Proactive camerawork from Matthew Libatique and assertive momentum in Andrew Weisblum’s editing is a sturdy combination with consistently dynamic framing and movements and near-faultless crowd control, meaning that the pacing pops off more often than not even when it is spread out over slightly more time.
Tone can occasionally take itself a bit too serious for its own good while letting its quirkiness linger about for too long but it’s a mostly delicate balance, sound design is fairly decent, costumes are both detrimental to the time period and decipher our characters individual personalities and journeys, and yeah, it’s not the greatest with building the tension and keeping it but the unpredictability guarantees you’ll stay locked to the screen. Of course, the sleazy thumping score from Rob Simonsen, further bolstered and amplified by a friction-fuelled soundtrack, helps supply much of the backbone for the film’s identity and on explicit content and the break-neck bouts of violence, it’s a solid win for the R-rating.

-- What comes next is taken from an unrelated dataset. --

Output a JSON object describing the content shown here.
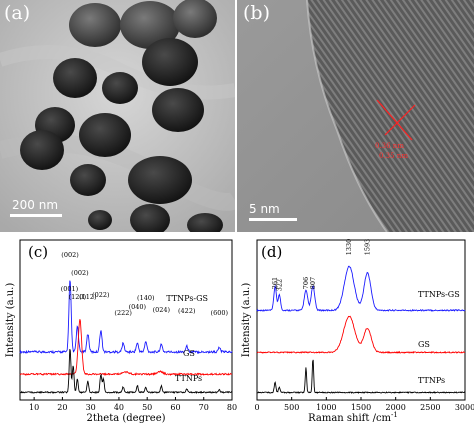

Every performer here emits a different kind of electricity, carrying over a layered personality for their characters to feel distinct and bounce off one another. Regina King and Zoë Kravitz are both alluring, attentive and command the screen in equal measure, Vincent D’Onofrio and Liev Schreiber were circling something powerful but never quite grasp it but Austin Butler is the star attraction here. I thought his role as Elvis was career-defining but this probably is neck-and-neck.
Dialogue remains consistently witty throughout.
A gritty, pacy, propulsive thriller adapted from Charlie Huston’s novel, the main thing that stuck out to me with this narrative is how concise it remains despite its constant fluctuations. Unflinching in its darkness and violence yet consistently alive with passable awkward humor, it channels the crackling energy of a classic crime caper without ever slipping into derivation….even if the screenplay occasionally stumbles from the sheer weight of so many revelations and pieces not quite gelling together; it’s a Brooklyn odyssey first, semi-careless stylized crash-course second but its still a narrative where every story beat is driven by a self-destructive addiction and enough of an acute interest in the transcendence of suffering and the rocky road to individual enlightenment. Script-wise, we know where this is going and how it’s going to end but it still makes for a fun palette cleanser.
Whether you’re impressed by this or not will wholly depend on your tastes: I was looking for something with a little more substance but wasn’t too opposed to an escapist popcorn-like thriller either. It gave me a nice balance between the two and as a wistful self-homage, there’s not too much to get annoyed about.
Its themes aren’t new; they’re practically the backbone to every other hero’s journey but they’re still executed firmly regarding the nature of regret and performance itself, being stuck in the past, the freeing liberation of escaping and how the longer you wait to make peace with your demons, the deeper it’ll poison the well and hurt everybody you care about and our protagonist gradually grows from that development. That being said, I can see many people not getting the impression that he needed to go through all this over-the-top hijinks to get there…especially when the movies barely skims through those themes long enough to barely make a difference. Only real theme that gets a follow-through here is how karma follows people around and those with bad intentions reap bad karma.
Also, keep in mind, this probably isn’t the most accurate depiction of Russian and orthodox Jewish street criminals out there.
Enough to be entertaining but not quite enough to be great, I don’t really get anything out of picking this apart; I did have fun with this one.